It was already arduous for organisations to reconcile the demands of litigation and investigations in a foreign jurisdiction with the obligations under the EU’s General Data Protection Regulation (“GDPR”). The Schrems II decision, and the regulatory consequences stemming from it, added a further layer of complexity.

When an organisation has to disclose documents containing personal data to foreign courts or authorities in non-EEA “third countries”, such as the Securities and Exchange Commission in the context of United States based investigations, a significant number of GDPR-regulated international transfers can be involved.

  1. There may be an intra-group transfer. For example, between EU subsidiaries and their parent company in the US that is subject to the request or obligation.
  2. The process will typically implicate the sharing of personal data with external legal counsel in the EU or in a third country, and regularly with third party providers assisting with large-scale document reviews.
  3. Then there is the need to provide appropriate documents to the courts, foreign authority or regulator.
  4. Finally, organisations have to consider what onward transfer or data sharing may reasonably be expected as a consequence of providing the documents to such foreign courts or regulators. Although this transfer is out of the organisation’s control, it may need to be considered when deciding what information should be released and whether any steps can be taken to mitigate risks – not easy, especially when dealing with a regulator.

The impact of the Schrems II decision

On 16 July 2020, the Court of Justice of the European Union invalidated the EU-US Privacy Shield and confirmed – in a qualified way – the validity of the imperfect, but popular, European Commission-approved standard contractual clauses (“SCCs”). This simultaneously introduced greater doubt and complexity to organisations relying on SCCs.

"The loss of the less popular Privacy Shield will impact investigations and cross-border litigation far less than the uncertainty that now accompanies the use of SCCs."

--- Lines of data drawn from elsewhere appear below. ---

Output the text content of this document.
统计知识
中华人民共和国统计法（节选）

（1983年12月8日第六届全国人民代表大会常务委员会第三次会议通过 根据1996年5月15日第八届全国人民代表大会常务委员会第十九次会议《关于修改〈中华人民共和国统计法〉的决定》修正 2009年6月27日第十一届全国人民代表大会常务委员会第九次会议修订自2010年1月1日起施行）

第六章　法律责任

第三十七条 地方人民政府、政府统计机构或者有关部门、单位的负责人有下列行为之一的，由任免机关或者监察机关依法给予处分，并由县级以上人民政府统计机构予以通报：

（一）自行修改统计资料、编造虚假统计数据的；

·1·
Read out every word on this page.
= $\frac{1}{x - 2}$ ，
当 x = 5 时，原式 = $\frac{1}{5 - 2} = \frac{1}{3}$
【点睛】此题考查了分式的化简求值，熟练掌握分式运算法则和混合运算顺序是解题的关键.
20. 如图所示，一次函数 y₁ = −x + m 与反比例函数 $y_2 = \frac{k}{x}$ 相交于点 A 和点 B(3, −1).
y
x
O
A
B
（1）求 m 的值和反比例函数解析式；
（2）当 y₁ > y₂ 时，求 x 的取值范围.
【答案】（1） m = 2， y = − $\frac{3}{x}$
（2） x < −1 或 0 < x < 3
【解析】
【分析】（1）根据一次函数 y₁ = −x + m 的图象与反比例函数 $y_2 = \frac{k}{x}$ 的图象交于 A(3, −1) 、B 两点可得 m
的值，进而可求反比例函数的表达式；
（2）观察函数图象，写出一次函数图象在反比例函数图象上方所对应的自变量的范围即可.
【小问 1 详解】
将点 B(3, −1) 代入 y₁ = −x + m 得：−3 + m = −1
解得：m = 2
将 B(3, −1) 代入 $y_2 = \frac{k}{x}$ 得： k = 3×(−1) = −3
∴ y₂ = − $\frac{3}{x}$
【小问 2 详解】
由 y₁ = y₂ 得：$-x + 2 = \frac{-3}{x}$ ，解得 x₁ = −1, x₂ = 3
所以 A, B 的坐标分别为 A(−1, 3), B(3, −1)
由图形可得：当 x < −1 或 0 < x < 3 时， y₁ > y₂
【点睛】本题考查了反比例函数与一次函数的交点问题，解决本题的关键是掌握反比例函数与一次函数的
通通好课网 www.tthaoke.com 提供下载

The loss of the less popular Privacy Shield will impact investigations and cross-border litigation far less than the uncertainty that now accompanies the use of SCCs, especially when organisations have time constraints imposed by the proceedings. For example, if a European subsidiary is aware that data is to be transferred to a parent company outside the EEA and, thereafter, potentially to a regulator or foreign court, what does this mean for reliance on intra-group SCCs and the additional measures that might be required to guarantee adequacy of protection?

"Following Schrems II, organisations now need to risk assess whether SCCs provide adequate protection in light of the local legal framework of the recipient’s country and, where they do not, to deploy additional measures."

What other options are available to export data now?

There are some limited alternative options available. The use of Binding Corporate Rules for intra-group transfers during the document review process could be one, but this is only relevant for organisations that already have such rules in place. Organisations can also consider the derogations in Article 49 of the GDPR, but European Data Protection Board guidance states these are to be narrowly construed and most are irrelevant for the transfer of personal data in the context of international investigations and litigation.

CONCLUSION

The complexities of international data transfers now need to be assessed by reference to the European Data Protection Board’s draft recommendations on the use of supplemental measures adopted on 10 November 2020 (subject to public consultation until 21 December 2020). Organisations should continue monitoring the changing landscape of cross-border transfers and, in particular, be prepared to implement the European Commission’s new, updated SCCs expected to be adopted in early 2021 and currently available in draft. For organisations in the EU concerned about their ability to transfer data to the UK following Brexit, following this guidance will be vital. Unless and until the UK secures an adequacy ruling from the EU authorities, the UK itself is a “third country” after 31 December 2020. At the same time, transfers from the UK to the EEA will not be impacted, as the UK will formally recognise all EEA states as “adequate”.